Jun 16, 2016

Pamit tanpa permisi

Rencananya aku mau beli buah buat persiapan buka. Jarak yang di tenpuh sekitar 2km. Anak-anak sudah pada makan, karna mereka sedang dalam masa penyembuhan dan biar virus flu singapore nya tidak tambah menyebar mereka sengaja aku umpetin di rumah saja.

Saat mau pergi di rumah sedang ada tukang, benerin kran air yang ambrol. Aku hanya mendapati si bungsu Alfie. Akupun pamit padanya, lupa kalau saya masih punya bocah yang berusia 8 tahun sedang asik bermain di toko.

Rencananya memang tidak sekedar beli buah tapi ke klinik skin care. Sudah berbulan-bulan rasanya wajahku belum terkena sentuhan tangan dari mba mba cantik di sana. Sebenarnya tidak terlalu doyan banget ke tempat beginian, tapi sekali-sekali bolehlah. Paling suka totok wajah plus pijetannya, ngeluarin komedo yang numpuk dan tentu saja bisa nyuri-nyuri tidur siang di area bebas hambatan.

Beragkat dari jam 1 sampai jam 3 an. Tetiba di rumah si sulung Rafa langsung ngamuk, mamanya hilang tanpa kabar, ngga ijin, dan tak ada pula pesan dan kesan. Laksana tentara pasukan power rangers, Rafa memberondongiku dengan berbagai intruksi sebagai emak yang paling berdosa se angkasa raya.

Sang emak sudah minta maaf, nawarin segala macam penebusan dosa, meluk-meluk, ngasih kesempatam dia buat ngomel sampai puas, dan lain sebagainya masih tidak mempannn. Sepanjang kegiatannku memasak diiringi alunan syahdu tangisan Rafa yang keluar masuk dapur, duduk di meja makan nyalahin si emak, keluar, masuk lagi dan keluar lagi masih dengan isakannya.

Berlangsung hingga menjelang beduk magrib. Sang emak di minta berjanji dan berikrarrr tidakkk boleh ngulangin lagi.

Ini adalah kali kedua saya lupa pamit sama dia saat mau menghilang. Kali pertama saat ke warung buat belanja, masih satu area dan nasib sayapun sama di tangisin berjam jam lamanya, lebih panjang tangisannya di bandingkan masa kelayapan emaknya. Bukan karna jarak tempuh ataupun berapa lama sang emak pergi tapi pergi tanpa bilang bilang itu bagi Rafa sangat memilukan melebihi penderitaan perang dunia ke dua.

Sejak kecil saat mau pergi atau siapapun yang mau pergi semisah papanya, aku selalu bilang jujur padanya dan menjelaskan ada saatnya dia tidak bisa turut serta walaupu  kadang itu sangat berat. Pergi dengan sebuah tangisan atau amukan sudah biasa tapi lama kelamaan dia faham.

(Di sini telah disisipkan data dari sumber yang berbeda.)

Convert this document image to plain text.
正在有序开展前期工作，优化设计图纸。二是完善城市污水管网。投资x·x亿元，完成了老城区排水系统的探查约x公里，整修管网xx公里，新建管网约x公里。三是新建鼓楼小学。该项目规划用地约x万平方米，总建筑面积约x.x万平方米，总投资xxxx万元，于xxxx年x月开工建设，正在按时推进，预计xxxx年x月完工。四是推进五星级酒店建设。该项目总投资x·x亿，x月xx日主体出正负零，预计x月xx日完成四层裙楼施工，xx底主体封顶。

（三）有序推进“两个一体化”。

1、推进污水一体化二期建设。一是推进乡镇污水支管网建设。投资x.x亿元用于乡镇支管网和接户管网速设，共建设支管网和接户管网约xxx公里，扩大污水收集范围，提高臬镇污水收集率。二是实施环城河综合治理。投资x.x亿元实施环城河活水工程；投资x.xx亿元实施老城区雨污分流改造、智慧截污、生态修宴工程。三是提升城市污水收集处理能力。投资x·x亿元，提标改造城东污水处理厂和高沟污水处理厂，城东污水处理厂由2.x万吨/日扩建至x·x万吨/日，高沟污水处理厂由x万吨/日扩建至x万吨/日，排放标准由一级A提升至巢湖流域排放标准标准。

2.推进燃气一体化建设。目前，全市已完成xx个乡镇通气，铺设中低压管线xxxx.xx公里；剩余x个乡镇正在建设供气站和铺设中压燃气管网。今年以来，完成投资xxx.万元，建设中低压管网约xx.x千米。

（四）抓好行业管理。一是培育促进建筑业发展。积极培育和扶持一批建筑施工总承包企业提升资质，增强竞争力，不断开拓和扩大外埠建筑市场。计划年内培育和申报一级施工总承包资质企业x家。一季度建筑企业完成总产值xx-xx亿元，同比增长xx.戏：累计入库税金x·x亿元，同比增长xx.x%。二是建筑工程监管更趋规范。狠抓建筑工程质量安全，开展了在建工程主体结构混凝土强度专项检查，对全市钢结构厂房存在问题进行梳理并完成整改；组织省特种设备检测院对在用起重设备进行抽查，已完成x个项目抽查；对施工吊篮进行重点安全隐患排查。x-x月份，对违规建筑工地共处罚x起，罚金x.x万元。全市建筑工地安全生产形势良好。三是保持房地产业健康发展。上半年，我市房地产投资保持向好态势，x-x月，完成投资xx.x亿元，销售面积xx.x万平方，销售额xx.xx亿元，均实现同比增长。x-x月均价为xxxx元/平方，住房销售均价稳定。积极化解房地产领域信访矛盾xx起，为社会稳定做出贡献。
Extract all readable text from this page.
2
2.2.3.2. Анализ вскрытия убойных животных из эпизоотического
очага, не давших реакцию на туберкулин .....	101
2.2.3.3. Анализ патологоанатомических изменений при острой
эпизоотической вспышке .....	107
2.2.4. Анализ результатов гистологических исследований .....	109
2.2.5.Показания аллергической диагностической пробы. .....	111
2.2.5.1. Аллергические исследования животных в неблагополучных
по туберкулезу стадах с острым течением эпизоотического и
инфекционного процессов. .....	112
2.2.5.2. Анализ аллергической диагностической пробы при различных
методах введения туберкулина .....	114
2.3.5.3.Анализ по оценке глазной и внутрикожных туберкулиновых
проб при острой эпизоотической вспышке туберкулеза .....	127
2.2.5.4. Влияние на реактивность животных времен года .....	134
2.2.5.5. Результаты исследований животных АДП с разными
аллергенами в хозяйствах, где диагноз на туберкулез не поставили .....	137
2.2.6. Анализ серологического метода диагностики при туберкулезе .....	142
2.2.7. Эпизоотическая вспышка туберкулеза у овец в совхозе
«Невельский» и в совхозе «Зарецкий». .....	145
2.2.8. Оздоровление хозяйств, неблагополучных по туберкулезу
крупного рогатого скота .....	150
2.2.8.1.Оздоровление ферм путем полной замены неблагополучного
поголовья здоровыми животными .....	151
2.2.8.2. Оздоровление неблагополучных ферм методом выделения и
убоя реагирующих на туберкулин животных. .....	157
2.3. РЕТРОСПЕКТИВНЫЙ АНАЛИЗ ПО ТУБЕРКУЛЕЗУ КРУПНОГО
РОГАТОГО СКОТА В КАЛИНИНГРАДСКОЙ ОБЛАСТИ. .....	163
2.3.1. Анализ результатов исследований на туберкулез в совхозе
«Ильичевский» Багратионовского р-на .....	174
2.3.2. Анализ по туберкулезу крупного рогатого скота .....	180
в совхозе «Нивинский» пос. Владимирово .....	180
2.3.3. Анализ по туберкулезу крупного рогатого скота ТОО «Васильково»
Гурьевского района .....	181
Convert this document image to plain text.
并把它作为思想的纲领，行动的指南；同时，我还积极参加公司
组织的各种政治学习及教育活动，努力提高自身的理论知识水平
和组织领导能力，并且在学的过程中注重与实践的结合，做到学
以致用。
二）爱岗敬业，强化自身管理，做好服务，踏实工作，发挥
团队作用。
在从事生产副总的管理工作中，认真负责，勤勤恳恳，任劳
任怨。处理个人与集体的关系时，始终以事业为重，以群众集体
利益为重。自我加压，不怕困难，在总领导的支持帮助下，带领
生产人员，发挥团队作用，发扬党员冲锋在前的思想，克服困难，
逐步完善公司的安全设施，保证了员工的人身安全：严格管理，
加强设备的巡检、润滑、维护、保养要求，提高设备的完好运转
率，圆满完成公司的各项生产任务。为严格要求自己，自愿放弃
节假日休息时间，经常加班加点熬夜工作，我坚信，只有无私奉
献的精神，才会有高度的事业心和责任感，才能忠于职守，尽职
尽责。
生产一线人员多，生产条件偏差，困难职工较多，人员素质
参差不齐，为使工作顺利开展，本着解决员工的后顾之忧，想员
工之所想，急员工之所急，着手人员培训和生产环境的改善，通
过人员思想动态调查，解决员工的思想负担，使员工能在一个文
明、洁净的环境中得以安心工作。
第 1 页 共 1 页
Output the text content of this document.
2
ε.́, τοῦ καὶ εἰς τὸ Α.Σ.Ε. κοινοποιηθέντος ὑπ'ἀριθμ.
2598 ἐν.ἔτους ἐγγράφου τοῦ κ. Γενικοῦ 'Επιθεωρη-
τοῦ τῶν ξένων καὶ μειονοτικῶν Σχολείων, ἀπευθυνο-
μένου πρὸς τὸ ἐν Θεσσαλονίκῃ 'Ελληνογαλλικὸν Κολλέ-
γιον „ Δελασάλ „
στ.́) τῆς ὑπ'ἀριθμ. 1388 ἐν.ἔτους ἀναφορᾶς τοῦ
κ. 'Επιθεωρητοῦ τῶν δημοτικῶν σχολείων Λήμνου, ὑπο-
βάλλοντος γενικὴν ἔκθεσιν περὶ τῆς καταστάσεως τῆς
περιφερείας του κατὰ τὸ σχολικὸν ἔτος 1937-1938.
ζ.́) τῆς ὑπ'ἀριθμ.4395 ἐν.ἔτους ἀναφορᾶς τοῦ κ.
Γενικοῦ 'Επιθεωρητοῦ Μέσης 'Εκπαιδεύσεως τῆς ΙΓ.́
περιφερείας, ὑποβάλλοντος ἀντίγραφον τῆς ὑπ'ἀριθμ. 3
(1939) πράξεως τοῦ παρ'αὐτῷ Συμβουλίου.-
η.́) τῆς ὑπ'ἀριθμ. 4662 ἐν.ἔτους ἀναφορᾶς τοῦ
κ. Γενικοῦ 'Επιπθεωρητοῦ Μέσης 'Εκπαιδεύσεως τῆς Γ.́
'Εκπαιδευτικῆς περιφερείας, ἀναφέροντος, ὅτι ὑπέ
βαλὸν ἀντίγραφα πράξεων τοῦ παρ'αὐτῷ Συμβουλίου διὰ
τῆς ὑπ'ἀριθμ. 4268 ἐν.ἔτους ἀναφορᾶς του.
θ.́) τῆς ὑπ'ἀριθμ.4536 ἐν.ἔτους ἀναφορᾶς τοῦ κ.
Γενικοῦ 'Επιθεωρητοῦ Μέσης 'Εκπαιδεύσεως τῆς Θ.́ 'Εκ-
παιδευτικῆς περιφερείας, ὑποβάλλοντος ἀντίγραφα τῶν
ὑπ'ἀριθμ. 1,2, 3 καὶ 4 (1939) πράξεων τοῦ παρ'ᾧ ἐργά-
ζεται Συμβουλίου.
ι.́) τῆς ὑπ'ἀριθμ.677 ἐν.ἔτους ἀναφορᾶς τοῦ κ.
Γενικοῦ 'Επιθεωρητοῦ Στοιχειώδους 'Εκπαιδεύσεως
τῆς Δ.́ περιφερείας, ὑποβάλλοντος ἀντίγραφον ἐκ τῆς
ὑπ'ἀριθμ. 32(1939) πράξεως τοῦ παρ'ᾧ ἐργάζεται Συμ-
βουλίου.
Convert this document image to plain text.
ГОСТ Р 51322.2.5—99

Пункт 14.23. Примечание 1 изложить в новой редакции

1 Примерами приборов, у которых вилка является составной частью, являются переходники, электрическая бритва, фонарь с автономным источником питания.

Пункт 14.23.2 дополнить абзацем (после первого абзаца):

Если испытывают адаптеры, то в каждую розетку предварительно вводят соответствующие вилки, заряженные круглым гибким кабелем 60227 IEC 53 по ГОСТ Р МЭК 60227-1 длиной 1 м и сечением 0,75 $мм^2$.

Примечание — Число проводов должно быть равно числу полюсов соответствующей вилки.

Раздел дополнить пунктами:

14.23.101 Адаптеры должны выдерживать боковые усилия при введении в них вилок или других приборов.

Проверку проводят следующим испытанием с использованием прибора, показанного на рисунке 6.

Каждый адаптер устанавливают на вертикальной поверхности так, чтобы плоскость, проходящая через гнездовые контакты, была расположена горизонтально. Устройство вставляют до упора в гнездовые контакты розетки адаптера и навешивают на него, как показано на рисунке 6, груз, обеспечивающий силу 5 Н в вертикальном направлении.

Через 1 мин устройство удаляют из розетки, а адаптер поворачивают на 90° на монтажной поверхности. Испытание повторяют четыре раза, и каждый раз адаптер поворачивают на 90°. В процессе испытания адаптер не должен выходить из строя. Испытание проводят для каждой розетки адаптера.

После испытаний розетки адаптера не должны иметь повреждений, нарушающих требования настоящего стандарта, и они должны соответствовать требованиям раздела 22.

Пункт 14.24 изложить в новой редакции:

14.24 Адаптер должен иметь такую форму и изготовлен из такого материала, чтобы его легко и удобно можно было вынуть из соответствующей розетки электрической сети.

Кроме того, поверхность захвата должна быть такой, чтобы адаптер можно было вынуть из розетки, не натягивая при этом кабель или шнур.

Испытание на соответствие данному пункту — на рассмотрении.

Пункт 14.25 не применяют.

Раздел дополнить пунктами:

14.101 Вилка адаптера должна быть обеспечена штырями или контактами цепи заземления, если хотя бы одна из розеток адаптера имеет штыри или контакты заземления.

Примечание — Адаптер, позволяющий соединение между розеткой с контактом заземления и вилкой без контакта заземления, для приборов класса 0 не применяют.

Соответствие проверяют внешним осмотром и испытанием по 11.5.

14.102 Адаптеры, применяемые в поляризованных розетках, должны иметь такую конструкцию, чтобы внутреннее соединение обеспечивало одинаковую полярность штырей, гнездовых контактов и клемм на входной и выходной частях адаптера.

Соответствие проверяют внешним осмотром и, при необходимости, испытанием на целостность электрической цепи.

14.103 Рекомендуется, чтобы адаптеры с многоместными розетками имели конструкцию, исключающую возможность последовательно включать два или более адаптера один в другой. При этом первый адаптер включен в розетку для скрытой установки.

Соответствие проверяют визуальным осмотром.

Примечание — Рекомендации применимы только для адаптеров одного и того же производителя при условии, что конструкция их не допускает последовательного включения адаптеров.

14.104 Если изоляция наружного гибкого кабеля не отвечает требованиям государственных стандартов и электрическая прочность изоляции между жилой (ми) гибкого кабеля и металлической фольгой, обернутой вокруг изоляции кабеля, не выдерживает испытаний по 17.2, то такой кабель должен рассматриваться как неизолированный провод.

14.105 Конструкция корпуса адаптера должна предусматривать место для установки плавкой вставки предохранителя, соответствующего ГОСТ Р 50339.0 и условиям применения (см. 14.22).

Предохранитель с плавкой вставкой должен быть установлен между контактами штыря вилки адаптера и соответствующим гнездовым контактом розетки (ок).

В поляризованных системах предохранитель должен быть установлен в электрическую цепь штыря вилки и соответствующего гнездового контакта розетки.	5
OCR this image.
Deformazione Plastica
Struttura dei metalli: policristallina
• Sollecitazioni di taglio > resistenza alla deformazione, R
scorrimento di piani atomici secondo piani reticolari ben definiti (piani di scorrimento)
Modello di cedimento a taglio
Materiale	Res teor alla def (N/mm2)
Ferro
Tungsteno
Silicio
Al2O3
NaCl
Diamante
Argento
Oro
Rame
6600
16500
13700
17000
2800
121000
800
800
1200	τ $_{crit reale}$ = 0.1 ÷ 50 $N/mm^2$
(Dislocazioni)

Tangisan adalah bentuk dari kesedihan mereka di tinggal tapi mereka tentu lebih senang orang tuanya tidak membohonginya dengan mengatakan hal-hal yang aneh saat mereka tidak bisa turut serta.

Jujur di depan walau kadang pait tentu melegakan dari pada nyenengin tapi ketahuan ngibulnya.